Software Resources and Corpora

Software Resources

The following releases of corpora that emerged from this project are available under a CC-BY-NC-SA license upon request (related publications in parenthesis):

  • Corpus of Reading Comprehension Exercises in German:
    • CREG-17k (Ott, Ziai, and Meurers, 2012)
    • CREG-1032 (Meurers, Ziai, Ott, and Kopp, 2011)
    • CREG-1006 (Refined version of CREG-1032)
    • CREG-109 (Ott and Ziai, 2010)
    • CREG-225 (Extension of CREG-109: balanced distribution of correct/incorrect answers, added questions and target answers)
    • CREG-5K (a larger, "clean" subcorpus with restrictive data selection criteria and a balanced distribution of correct/incorrect answers)
    • CREG-23K (very large subcorpus with two ratings per answer, but without perfect agreement and without balanced distribution of correct/incorrect answers)
    • CREG-TUE (3546 learner answers from a control group consisting of 100 native speakers of German, annotated by our partners in the US.)
  • Corpus of Reading Comprehension Exercises in English:
    • CREE (Meurers, Ziai, Ott, and Bailey, 2011; Bailey 2008)

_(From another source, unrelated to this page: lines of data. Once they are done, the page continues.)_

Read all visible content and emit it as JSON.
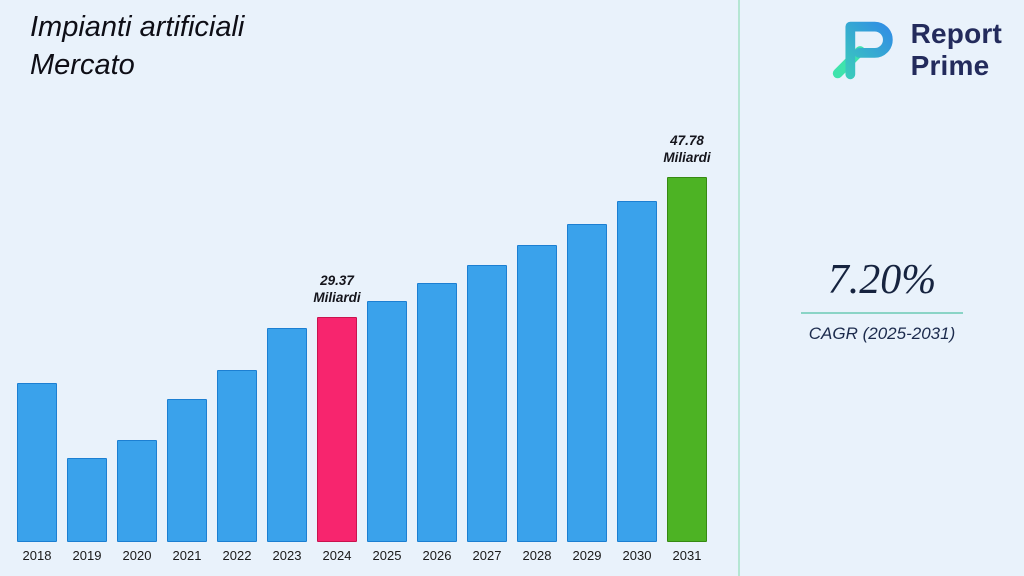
{
  "title": {
    "line1": "Impianti artificiali",
    "line2": "Mercato"
  },
  "logo": {
    "line1": "Report",
    "line2": "Prime"
  },
  "stat": {
    "value": "7.20%",
    "label": "CAGR (2025-2031)"
  },
  "colors": {
    "background": "#e9f2fb",
    "separator": "#b5e6d3",
    "underline": "#8ad4c6",
    "bar_blue": "#3aa2eb",
    "bar_blue_border": "#1c7fd2",
    "highlight_pink": "#f7256e",
    "highlight_pink_border": "#c9134f",
    "highlight_green": "#4db324",
    "highlight_green_border": "#368a12",
    "logo_navy": "#232b5c",
    "logo_gradient_start": "#3fe3ac",
    "logo_gradient_end": "#2e7cf0"
  },
  "chart_data": {
    "type": "bar",
    "title": "Impianti artificiali Mercato",
    "unit": "Miliardi",
    "categories": [
      "2018",
      "2019",
      "2020",
      "2021",
      "2022",
      "2023",
      "2024",
      "2025",
      "2026",
      "2027",
      "2028",
      "2029",
      "2030",
      "2031"
    ],
    "values": [
      20.6,
      10.8,
      13.2,
      18.6,
      22.4,
      27.9,
      29.37,
      31.48,
      33.75,
      36.18,
      38.79,
      41.58,
      44.58,
      47.78
    ],
    "ylim": [
      0,
      50
    ],
    "grid": false,
    "legend": "none",
    "bar_color": "#3aa2eb",
    "bar_border": "#1c7fd2",
    "highlights": [
      {
        "index": 6,
        "color": "#f7256e",
        "border": "#c9134f",
        "value": "29.37",
        "unit": "Miliardi"
      },
      {
        "index": 13,
        "color": "#4db324",
        "border": "#368a12",
        "value": "47.78",
        "unit": "Miliardi"
      }
    ]
  }
}
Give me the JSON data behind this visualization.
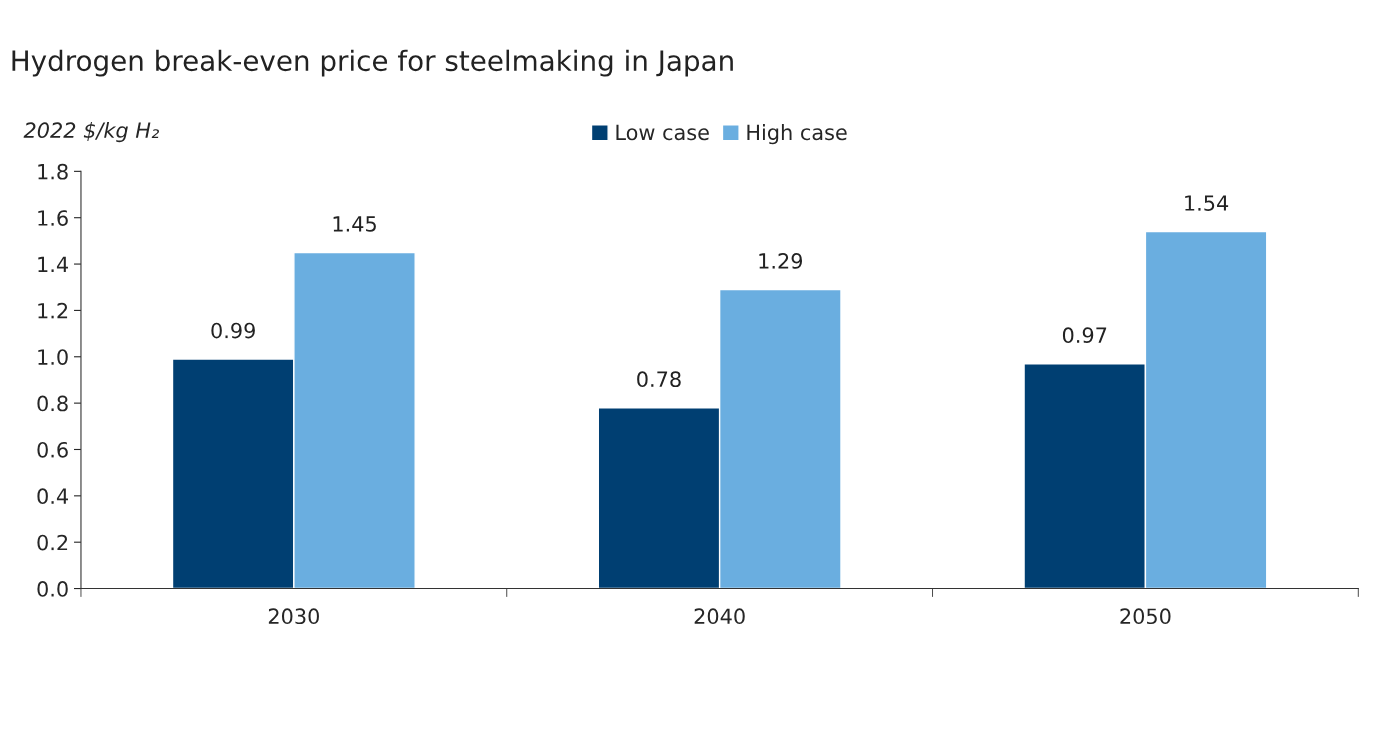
{
  "chart_data": {
    "type": "bar",
    "title": "Hydrogen break-even price for steelmaking in Japan",
    "ylabel": "2022 $/kg H₂",
    "categories": [
      "2030",
      "2040",
      "2050"
    ],
    "series": [
      {
        "name": "Low case",
        "color": "#003f72",
        "values": [
          0.99,
          0.78,
          0.97
        ]
      },
      {
        "name": "High case",
        "color": "#6aaee0",
        "values": [
          1.45,
          1.29,
          1.54
        ]
      }
    ],
    "ylim": [
      0,
      1.8
    ],
    "yticks": [
      {
        "value": 0,
        "label": "0.0"
      },
      {
        "value": 0.2,
        "label": "0.2"
      },
      {
        "value": 0.4,
        "label": "0.4"
      },
      {
        "value": 0.6,
        "label": "0.6"
      },
      {
        "value": 0.8,
        "label": "0.8"
      },
      {
        "value": 1.0,
        "label": "1.0"
      },
      {
        "value": 1.2,
        "label": "1.2"
      },
      {
        "value": 1.4,
        "label": "1.4"
      },
      {
        "value": 1.6,
        "label": "1.6"
      },
      {
        "value": 1.8,
        "label": "1.8"
      }
    ],
    "data_labels": true,
    "grid": false,
    "legend": "top"
  }
}
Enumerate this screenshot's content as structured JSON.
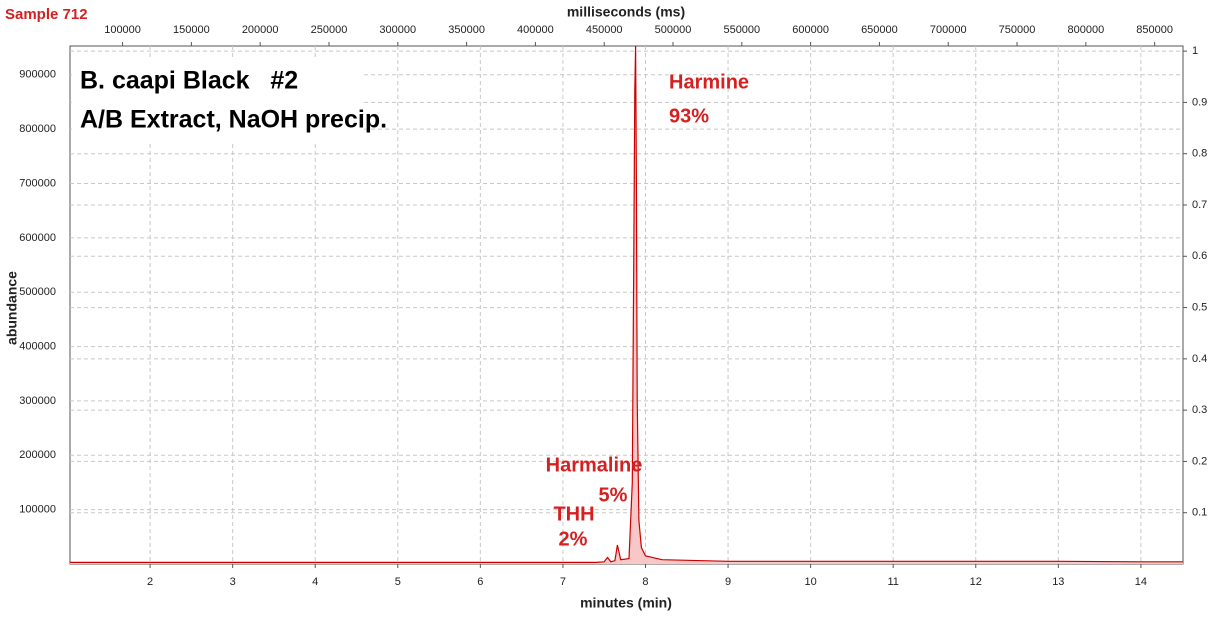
{
  "chart_data": {
    "type": "line",
    "sample": "Sample 712",
    "title": "B. caapi Black   #2",
    "subtitle": "A/B Extract, NaOH precip.",
    "x_label": "minutes (min)",
    "x2_label": "milliseconds (ms)",
    "y_label": "abundance",
    "annotations": [
      [
        "Harmine",
        "93%"
      ],
      [
        "Harmaline",
        "5%"
      ],
      [
        "THH",
        "2%"
      ]
    ],
    "xlim": [
      1.03,
      14.51
    ],
    "xticks": [
      2,
      3,
      4,
      5,
      6,
      7,
      8,
      9,
      10,
      11,
      12,
      13,
      14
    ],
    "x2lim": [
      61800,
      870600
    ],
    "x2ticks": [
      100000,
      150000,
      200000,
      250000,
      300000,
      350000,
      400000,
      450000,
      500000,
      550000,
      600000,
      650000,
      700000,
      750000,
      800000,
      850000
    ],
    "ylim": [
      0,
      953000
    ],
    "yticks": [
      100000,
      200000,
      300000,
      400000,
      500000,
      600000,
      700000,
      800000,
      900000
    ],
    "y2lim": [
      0,
      1.01
    ],
    "y2ticks": [
      0.1,
      0.2,
      0.3,
      0.4,
      0.5,
      0.6,
      0.7,
      0.8,
      0.9,
      1
    ],
    "grid": true,
    "series": [
      {
        "color": "#cc0000",
        "fill": "#f8c8c8",
        "x": [
          1.03,
          2,
          3,
          4,
          5,
          6,
          7,
          7.4,
          7.5,
          7.54,
          7.58,
          7.63,
          7.66,
          7.7,
          7.8,
          7.84,
          7.86,
          7.87,
          7.88,
          7.89,
          7.9,
          7.92,
          7.95,
          8.0,
          8.2,
          9,
          10,
          11,
          12,
          13,
          14,
          14.51
        ],
        "values": [
          3000,
          3000,
          3000,
          3000,
          3000,
          3000,
          3000,
          3000,
          4000,
          12000,
          4000,
          6000,
          35000,
          8000,
          10000,
          150000,
          600000,
          870000,
          953000,
          700000,
          300000,
          80000,
          30000,
          15000,
          8000,
          5000,
          5000,
          5000,
          5000,
          5000,
          4000,
          4000
        ]
      }
    ]
  }
}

Further CREG-related corpus resources were contributed by the CoALLa project:

  • Condensed Context CREG-5K: This xml version of the CREG-5k corpus contains the condensed context of the CREG-5K corpus, namely the question, the target answers, the correct student answers, as well as the short and long reading context extracted from the reading comprehension texts.
  • CREG-MeanT: This corpus contains 2574 annotated student answers of a CREG-5K with Form-Meaning Target Hypothesis annotations for the student answers by two annotators. The annotation manual is listed on the CoALLa project page, as is the publication discussing the inter-annotator experiments (Boyd, 2018a)

In case you want to make use of these corpora, do not hesitate to send us a message to a4@sfs.uni-t[...]en.de.

Furthermore, we have the following resources available for direct download:

  • DepLeSdeWaC, a dependency-parsed version of sDeWaC with automatically annotated lemmas and morphology.